Method: We introduce the first “noise sensitivity” metric to identify fragile concept subsets; propose a two-stage robust framework—Sharpness-Aware Minimization (SAM) during training to enhance optimization stability, and entropy-guided active correction of high-uncertainty concepts during inference. We theoretically establish a strong correlation between prediction entropy and concept fragility, substantiated by concept-level intervention analysis and interpretability evaluation.
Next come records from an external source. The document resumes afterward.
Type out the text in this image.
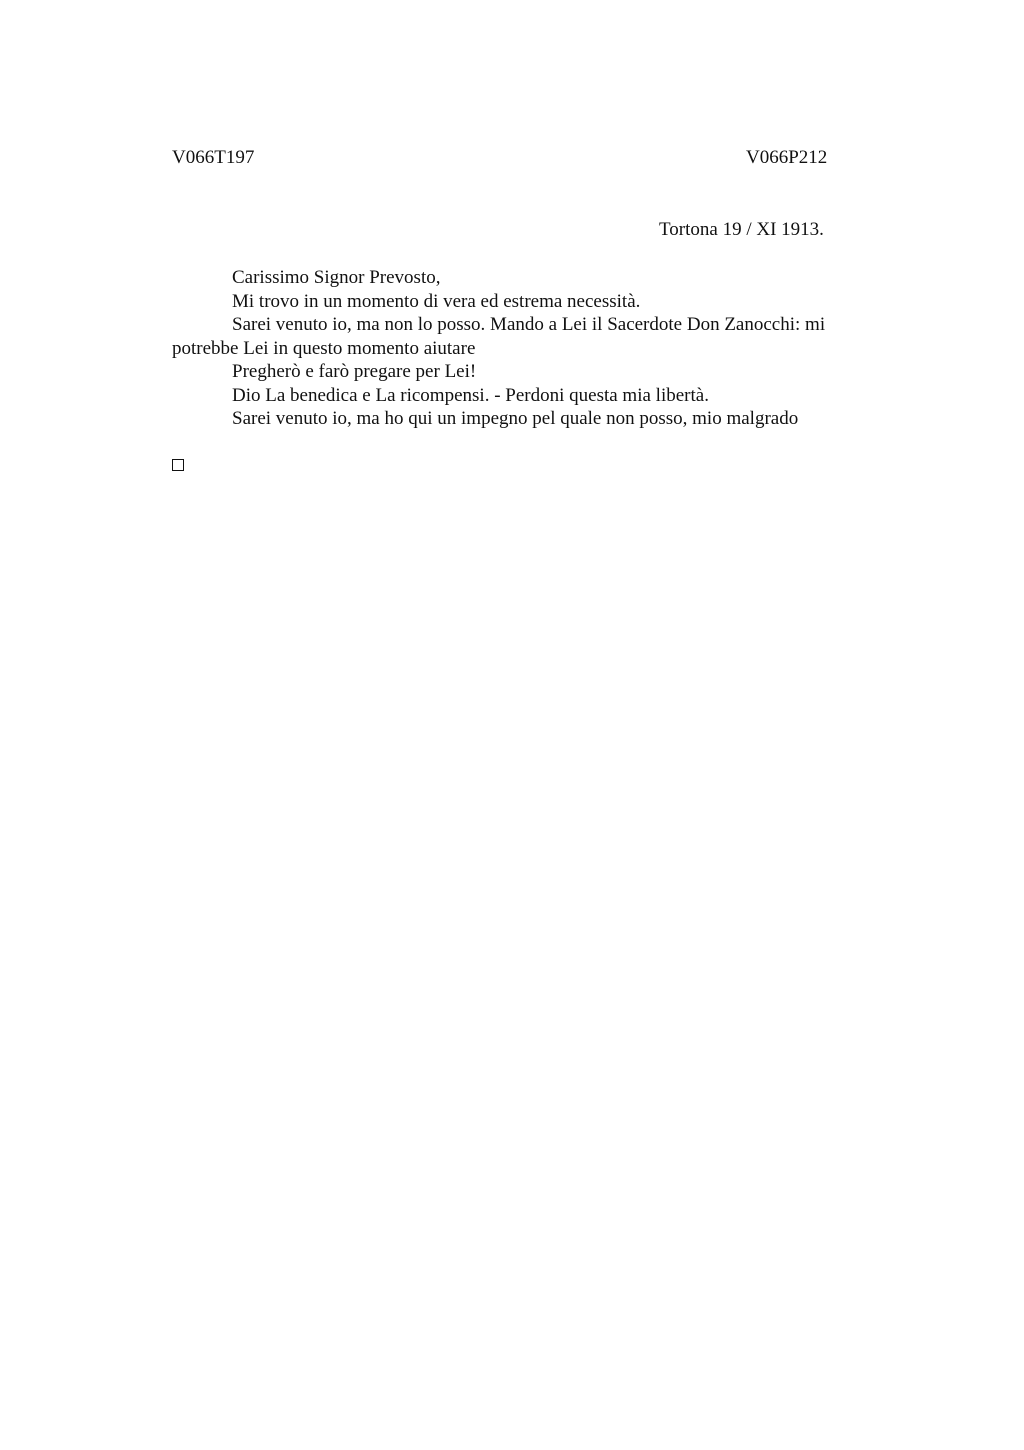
V066T197	V066P212
Tortona 19 / XI 1913.

Carissimo Signor Prevosto,

Mi trovo in un momento di vera ed estrema necessità.

Sarei venuto io, ma non lo posso. Mando a Lei il Sacerdote Don Zanocchi: mi potrebbe Lei in questo momento aiutare

Pregherò e farò pregare per Lei!

Dio La benedica e La ricompensi. - Perdoni questa mia libertà.

Sarei venuto io, ma ho qui un impegno pel quale non posso, mio malgrado
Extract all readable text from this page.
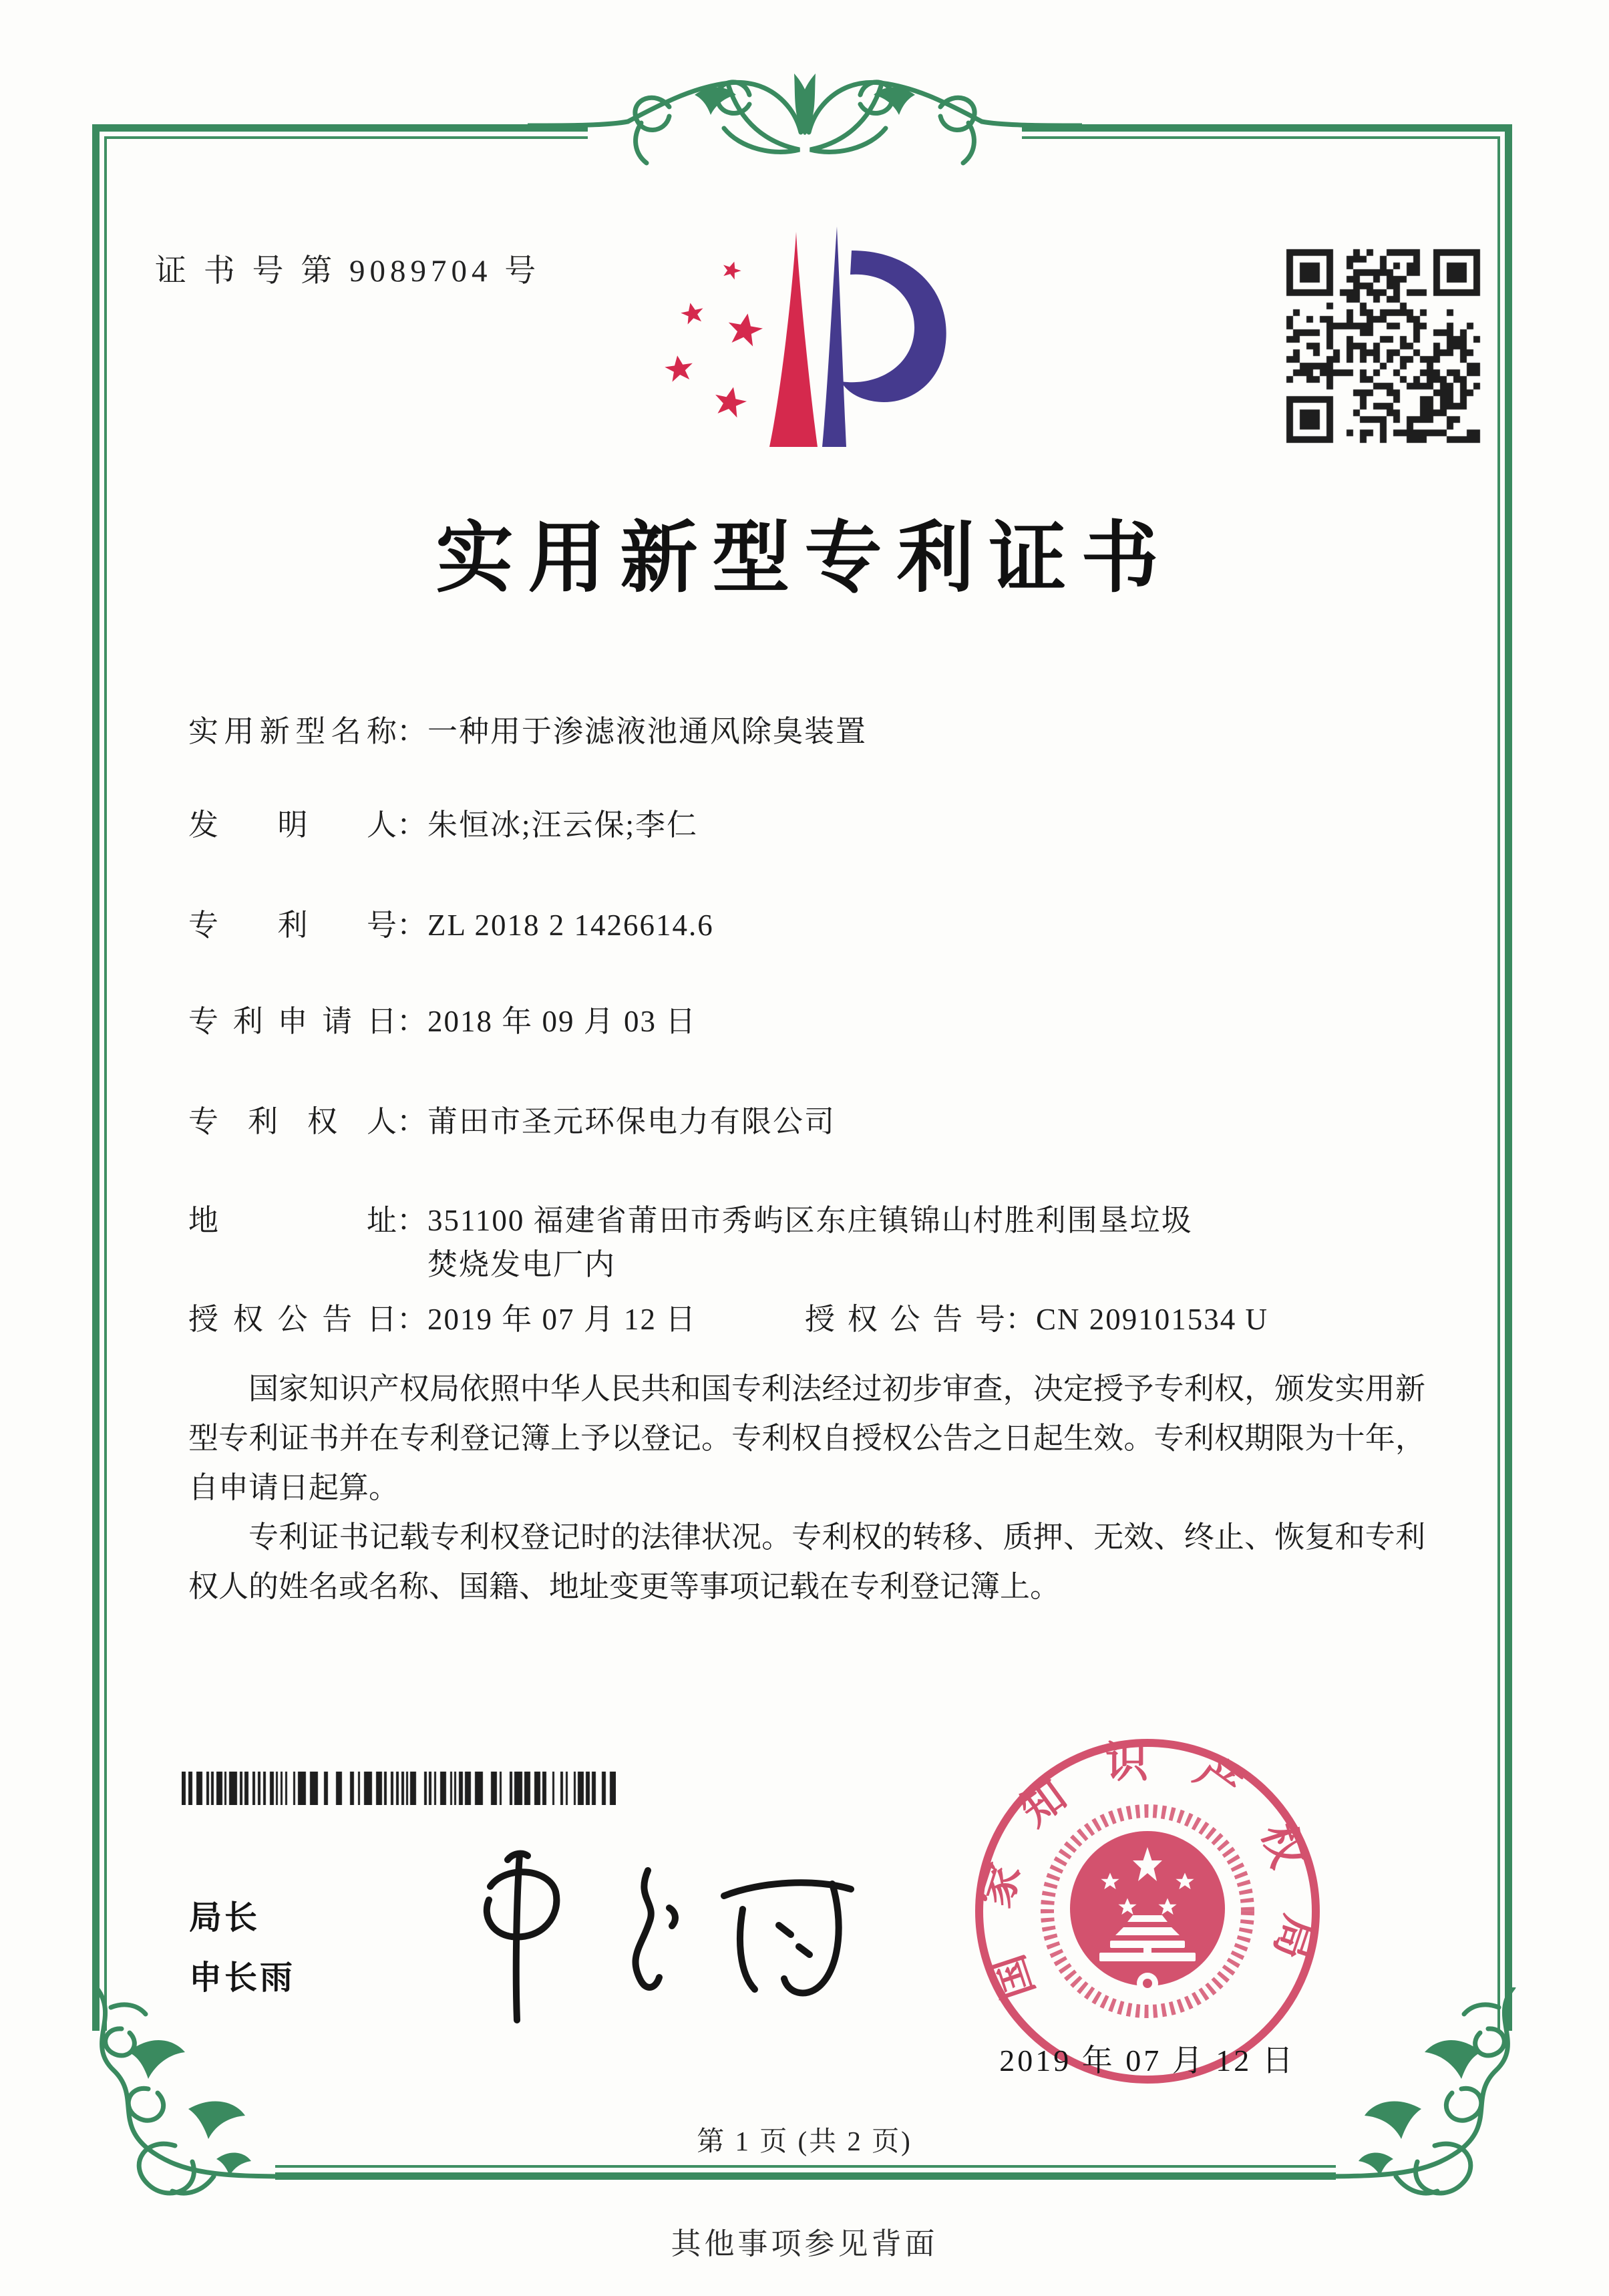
证 书 号 第 9089704 号
实用新型专利证书
实用新型名称：一种用于渗滤液池通风除臭装置
发明人：朱恒冰;汪云保;李仁
专利号：ZL 2018 2 1426614.6
专利申请日：2018 年 09 月 03 日
专利权人：莆田市圣元环保电力有限公司
地址：351100 福建省莆田市秀屿区东庄镇锦山村胜利围垦垃圾
焚烧发电厂内
授权公告日：2019 年 07 月 12 日	授权公告号：CN 209101534 U

国家知识产权局依照中华人民共和国专利法经过初步审查，决定授予专利权，颁发实用新型专利证书并在专利登记簿上予以登记。专利权自授权公告之日起生效。专利权期限为十年，自申请日起算。

专利证书记载专利权登记时的法律状况。专利权的转移、质押、无效、终止、恢复和专利权人的姓名或名称、国籍、地址变更等事项记载在专利登记簿上。

局长
申长雨	国家知识产权局
2019 年 07 月 12 日
第 1 页 (共 2 页)
其他事项参见背面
Results: Experiments demonstrate substantial improvements in both classification accuracy and concept fidelity under label noise; correcting only the identified fragile concepts recovers over 90% of the performance loss, validating the framework’s efficiency and robustness.
📝 Abstract
Concept bottleneck models (CBMs) ensure interpretability by decomposing predictions into human interpretable concepts. Yet the annotations used for training CBMs that enable this transparency are often noisy, and the impact of such corruption is not well understood. In this study, we present the first systematic study of noise in CBMs and show that even moderate corruption simultaneously impairs prediction performance, interpretability, and the intervention effectiveness. Our analysis identifies a susceptible subset of concepts whose accuracy declines far more than the average gap between noisy and clean supervision and whose corruption accounts for most performance loss. To mitigate this vulnerability we propose a two-stage framework. During training, sharpness-aware minimization stabilizes the learning of noise-sensitive concepts. During inference, where clean labels are unavailable, we rank concepts by predictive entropy and correct only the most uncertain ones, using uncertainty as a proxy for susceptibility. Theoretical analysis and extensive ablations elucidate why sharpness-aware training confers robustness and why uncertainty reliably identifies susceptible concepts, providing a principled basis that preserves both interpretability and resilience in the presence of noise.